Some role-playing games are surprisingly fast-paced, allowing you to tick a few sub-quests off the list and level up once or twice within the space of an hour. Typically, these RPGs are both pleasurable and satisfying to play with examples including Diablo III, Arcania: Gothic 4 and the ever-popular Fallout 4.
Then there are RPGs were an hour of play will barely scratch the surface. You may move the XP meter along a few millimetres, make a little headway on a quest or find some re-sellable loot in a chest or similar, but that’s about all you can expect. While not necessarily flawed, these RPGs can only be described as slow burners. Or to give one a name: Sword Coast Legends.
That’s unless you partake in the bite-sized Dungeon Master mode, a clear highlight in what’s an otherwise mundane – but not unlikeable – Dungeons & Dragons role-player. Now defunct studio n-Space went beyond the call of duty by including this mode, especially considering the game’s £15.99 asking price. It feels like a premium DLC add-on, or if a push came to a shove, something from a triple-A release.
We’d even go as far as saying that it achieves more than the main game, focusing on the 4 vs. 1 multiplayer stance from the regrettably cancelled Fable Legends. It’s a concept easy to grasp: one player has full control of a dungeon, from trap and enemy placement to quest type and criteria, and it’s down to other players to make it out alive.
Aside the ability to turn hostiles into allies, Dungeon Masters can’t help players in any other way. Parties of four shouldn’t struggle too much with whatever you throw at them, but it’s easy to tell when smaller parties of one or two are having a hard time. As the man (or woman) in charge, cutting them some slack is entirely your call.
An adventurer’s camp acts as an online lobby, and it’s here – via a notice board – that the Dungeon Master can pre-select the size and theme of the dungeon, pick enemy types and toughness and even choose the rewards dished out at the end of a quest.
Dungeons are then created automatically, so you don’t have to worry about placing start points, exits and whatnot. Small dungeons generally take around 15 minutes to jaunt through, while multi-floored affairs take considerably longer.
While there are only three quest types – kill enemies, collect items, or defeat a boss – it is at least possible to add your own mission descriptions and quest names; an idea that provides plenty of scope for mirth and merriment. Our quest to ‘Kill the naughty bandits and steal their socks’ prompted a chuckle from one other player, anyway.
Dungeon Masters are granted the rather nifty ability to possess both enemies and NPCs, thus allowing them to approach players directly and feel more involved. As well as placing enemies and traps, it’s also possible to decorate dungeons as you see fit, adding torches, animals and such. We once filled a room with chickens, simply because we could.
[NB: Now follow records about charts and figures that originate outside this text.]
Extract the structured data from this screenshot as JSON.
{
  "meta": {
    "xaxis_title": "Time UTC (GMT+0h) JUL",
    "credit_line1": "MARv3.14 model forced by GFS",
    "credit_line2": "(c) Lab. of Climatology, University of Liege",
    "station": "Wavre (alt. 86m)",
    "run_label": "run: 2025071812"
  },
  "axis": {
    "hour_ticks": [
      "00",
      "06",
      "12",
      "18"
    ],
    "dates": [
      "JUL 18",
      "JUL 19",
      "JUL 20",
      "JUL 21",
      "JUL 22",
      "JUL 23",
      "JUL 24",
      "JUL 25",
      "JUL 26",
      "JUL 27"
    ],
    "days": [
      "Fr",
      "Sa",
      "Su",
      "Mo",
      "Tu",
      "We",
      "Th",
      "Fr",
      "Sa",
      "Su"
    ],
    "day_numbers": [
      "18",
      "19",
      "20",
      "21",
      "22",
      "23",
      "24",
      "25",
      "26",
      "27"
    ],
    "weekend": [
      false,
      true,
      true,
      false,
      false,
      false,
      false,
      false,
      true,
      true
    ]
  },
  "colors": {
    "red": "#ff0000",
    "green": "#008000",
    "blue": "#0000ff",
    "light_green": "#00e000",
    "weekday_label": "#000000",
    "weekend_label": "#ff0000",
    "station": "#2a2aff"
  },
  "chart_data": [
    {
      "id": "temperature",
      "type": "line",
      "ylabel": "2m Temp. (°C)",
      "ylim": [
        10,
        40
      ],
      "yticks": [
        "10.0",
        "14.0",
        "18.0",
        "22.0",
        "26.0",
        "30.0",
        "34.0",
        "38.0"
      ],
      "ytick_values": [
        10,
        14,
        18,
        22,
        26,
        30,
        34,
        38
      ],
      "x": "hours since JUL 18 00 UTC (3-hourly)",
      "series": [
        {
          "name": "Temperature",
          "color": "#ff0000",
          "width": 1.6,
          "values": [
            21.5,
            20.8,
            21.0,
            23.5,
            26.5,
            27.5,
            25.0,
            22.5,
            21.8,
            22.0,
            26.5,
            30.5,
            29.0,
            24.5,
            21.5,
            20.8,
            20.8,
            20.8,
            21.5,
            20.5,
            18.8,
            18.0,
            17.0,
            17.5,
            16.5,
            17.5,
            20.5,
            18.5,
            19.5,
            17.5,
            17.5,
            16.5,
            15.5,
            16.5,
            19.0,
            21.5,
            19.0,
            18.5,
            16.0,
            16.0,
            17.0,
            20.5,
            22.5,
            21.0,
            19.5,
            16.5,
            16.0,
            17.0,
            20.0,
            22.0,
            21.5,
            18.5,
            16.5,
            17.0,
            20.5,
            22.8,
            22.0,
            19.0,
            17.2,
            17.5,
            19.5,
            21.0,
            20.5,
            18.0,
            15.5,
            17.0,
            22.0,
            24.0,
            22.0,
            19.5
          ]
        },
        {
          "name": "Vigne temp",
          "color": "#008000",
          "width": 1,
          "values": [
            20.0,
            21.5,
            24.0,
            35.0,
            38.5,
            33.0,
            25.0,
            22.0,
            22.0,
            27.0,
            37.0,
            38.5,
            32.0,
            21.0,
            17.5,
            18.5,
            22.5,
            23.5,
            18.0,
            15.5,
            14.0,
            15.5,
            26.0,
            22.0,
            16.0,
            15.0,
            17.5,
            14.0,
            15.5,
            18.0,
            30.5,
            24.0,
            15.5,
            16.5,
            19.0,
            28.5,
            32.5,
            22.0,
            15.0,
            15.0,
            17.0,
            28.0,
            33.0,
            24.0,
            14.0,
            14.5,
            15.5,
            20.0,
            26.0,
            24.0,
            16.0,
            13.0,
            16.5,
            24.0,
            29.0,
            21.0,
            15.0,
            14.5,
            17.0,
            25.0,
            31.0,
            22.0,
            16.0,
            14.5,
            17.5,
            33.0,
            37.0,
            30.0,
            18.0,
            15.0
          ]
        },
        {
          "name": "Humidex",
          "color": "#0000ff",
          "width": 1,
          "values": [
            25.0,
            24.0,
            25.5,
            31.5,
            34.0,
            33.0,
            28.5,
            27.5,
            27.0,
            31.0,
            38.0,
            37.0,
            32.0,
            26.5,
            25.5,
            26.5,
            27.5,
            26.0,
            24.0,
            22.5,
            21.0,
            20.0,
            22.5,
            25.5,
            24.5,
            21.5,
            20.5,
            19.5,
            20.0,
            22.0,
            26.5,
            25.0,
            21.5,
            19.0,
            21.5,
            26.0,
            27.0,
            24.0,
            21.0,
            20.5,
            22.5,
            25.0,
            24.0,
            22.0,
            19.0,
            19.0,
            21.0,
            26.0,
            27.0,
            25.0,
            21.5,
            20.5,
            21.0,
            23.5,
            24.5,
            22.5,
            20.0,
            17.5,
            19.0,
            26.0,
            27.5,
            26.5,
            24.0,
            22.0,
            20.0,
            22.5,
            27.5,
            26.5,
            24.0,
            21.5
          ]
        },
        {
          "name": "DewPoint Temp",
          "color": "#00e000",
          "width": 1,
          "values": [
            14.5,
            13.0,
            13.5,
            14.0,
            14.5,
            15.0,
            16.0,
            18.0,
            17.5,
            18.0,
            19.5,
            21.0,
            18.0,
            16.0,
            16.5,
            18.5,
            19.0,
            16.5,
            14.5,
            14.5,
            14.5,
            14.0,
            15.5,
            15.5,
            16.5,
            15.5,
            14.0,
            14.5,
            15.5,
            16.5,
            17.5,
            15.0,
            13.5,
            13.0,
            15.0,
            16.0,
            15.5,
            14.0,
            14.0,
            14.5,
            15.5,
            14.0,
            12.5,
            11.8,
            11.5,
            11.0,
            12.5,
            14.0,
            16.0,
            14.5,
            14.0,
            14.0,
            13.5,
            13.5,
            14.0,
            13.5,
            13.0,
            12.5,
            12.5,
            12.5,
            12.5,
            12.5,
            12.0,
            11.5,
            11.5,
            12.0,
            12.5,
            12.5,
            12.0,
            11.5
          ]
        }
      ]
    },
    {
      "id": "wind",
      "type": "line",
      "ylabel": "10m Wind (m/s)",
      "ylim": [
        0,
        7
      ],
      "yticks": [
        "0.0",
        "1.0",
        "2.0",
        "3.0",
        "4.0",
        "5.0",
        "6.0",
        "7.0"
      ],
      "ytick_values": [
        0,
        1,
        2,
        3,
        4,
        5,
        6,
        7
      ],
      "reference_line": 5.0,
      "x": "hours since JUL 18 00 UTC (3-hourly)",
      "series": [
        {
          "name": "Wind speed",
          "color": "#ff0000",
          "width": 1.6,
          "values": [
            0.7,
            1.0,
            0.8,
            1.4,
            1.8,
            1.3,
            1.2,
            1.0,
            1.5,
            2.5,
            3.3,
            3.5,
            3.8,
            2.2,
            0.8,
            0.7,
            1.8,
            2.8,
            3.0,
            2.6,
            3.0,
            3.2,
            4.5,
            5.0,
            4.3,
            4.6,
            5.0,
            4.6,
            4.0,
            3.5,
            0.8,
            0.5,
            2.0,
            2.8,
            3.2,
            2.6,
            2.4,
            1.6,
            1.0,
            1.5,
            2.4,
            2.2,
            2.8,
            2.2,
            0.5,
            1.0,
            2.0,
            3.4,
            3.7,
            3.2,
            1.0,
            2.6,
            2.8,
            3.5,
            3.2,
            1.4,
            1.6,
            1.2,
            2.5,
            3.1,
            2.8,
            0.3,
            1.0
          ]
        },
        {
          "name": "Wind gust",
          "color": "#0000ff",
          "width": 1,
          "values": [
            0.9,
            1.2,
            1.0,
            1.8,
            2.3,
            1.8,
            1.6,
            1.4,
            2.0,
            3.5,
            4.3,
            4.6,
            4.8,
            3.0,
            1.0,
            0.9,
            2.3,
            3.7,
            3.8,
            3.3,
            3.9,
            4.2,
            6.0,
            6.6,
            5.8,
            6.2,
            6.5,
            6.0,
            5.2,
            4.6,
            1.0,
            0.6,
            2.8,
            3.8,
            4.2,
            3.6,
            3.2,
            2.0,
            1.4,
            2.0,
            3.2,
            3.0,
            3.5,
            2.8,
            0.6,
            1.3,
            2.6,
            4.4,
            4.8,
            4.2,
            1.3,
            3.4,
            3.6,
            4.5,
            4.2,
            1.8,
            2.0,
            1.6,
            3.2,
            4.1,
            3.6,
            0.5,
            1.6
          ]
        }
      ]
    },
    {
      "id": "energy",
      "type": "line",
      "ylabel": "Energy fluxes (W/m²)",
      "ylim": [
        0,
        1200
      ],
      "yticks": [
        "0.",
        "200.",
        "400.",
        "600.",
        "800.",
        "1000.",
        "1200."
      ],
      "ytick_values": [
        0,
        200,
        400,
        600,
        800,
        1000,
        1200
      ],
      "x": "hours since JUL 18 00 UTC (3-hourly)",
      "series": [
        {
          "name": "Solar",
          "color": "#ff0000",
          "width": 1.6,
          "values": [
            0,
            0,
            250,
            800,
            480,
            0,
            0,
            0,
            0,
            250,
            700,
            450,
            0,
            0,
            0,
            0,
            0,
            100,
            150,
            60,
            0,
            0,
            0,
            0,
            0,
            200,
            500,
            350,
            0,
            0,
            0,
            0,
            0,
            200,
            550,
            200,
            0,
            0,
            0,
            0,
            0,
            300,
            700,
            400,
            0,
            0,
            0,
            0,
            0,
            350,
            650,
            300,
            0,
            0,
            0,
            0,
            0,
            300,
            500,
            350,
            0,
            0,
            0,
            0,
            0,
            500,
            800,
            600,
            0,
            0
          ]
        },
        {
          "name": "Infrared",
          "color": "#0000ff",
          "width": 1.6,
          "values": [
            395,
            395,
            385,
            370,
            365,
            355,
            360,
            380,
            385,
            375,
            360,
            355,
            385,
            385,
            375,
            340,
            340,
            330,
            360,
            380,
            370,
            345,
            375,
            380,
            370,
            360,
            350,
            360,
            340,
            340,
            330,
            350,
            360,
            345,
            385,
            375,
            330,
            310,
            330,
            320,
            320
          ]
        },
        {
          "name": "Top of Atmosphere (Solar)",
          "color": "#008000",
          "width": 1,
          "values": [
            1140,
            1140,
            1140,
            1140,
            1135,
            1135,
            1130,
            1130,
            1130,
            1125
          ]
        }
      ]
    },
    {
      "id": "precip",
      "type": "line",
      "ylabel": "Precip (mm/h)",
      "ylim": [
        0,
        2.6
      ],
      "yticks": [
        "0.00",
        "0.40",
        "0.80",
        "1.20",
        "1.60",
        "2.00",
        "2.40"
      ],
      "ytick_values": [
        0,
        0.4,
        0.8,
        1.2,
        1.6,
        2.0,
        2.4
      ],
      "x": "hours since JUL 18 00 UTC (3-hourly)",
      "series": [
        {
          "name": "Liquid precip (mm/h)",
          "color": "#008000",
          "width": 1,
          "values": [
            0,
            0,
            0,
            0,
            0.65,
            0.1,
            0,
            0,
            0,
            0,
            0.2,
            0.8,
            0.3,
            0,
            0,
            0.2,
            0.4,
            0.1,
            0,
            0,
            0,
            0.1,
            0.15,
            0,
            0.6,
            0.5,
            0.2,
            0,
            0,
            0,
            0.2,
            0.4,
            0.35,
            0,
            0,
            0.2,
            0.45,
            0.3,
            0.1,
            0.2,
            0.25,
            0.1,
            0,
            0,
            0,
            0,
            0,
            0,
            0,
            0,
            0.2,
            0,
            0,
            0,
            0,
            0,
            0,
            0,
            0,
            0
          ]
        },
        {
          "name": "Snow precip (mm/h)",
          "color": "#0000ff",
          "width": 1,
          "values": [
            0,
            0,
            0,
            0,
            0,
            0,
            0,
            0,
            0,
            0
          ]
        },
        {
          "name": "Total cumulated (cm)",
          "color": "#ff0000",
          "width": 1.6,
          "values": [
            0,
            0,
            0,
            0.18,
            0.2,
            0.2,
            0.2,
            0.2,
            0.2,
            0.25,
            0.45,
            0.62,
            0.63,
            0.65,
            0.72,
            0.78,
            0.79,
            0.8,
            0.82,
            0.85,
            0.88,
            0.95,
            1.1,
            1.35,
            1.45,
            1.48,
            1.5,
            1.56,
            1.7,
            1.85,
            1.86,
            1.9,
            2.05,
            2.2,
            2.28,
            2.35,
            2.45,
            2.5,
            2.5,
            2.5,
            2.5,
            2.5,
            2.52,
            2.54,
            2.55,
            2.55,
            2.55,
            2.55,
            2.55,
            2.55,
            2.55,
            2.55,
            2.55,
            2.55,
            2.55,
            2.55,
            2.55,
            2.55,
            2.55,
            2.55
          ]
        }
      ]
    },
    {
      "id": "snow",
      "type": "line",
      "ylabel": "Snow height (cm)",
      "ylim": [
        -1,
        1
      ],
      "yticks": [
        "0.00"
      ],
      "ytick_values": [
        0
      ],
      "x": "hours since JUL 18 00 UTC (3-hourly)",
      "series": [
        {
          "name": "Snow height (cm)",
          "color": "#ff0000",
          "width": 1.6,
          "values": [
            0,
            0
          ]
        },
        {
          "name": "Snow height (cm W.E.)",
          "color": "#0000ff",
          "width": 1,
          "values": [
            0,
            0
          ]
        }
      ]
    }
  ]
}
Sadly there’s no way to decorate a dungeon before players arrive – it’s something that has to be done on the fly. There’s no way to save dungeons either, although that’s not a huge blow. With only a handful of options, it’s easy to set-up well-received dungeon crawls again for anybody else up for the challenge.
While Sword Coast Legends’ Dungeon Master mode doesn’t offer infinite possibilities, it does prove to be incredibly enjoyable while the novelty value lasts, whether you’re filling the boots of the Dungeon Master or being one of his figurative rats in a maze. Those lamenting the loss of Fable Legends will find solace here, if only temporarily.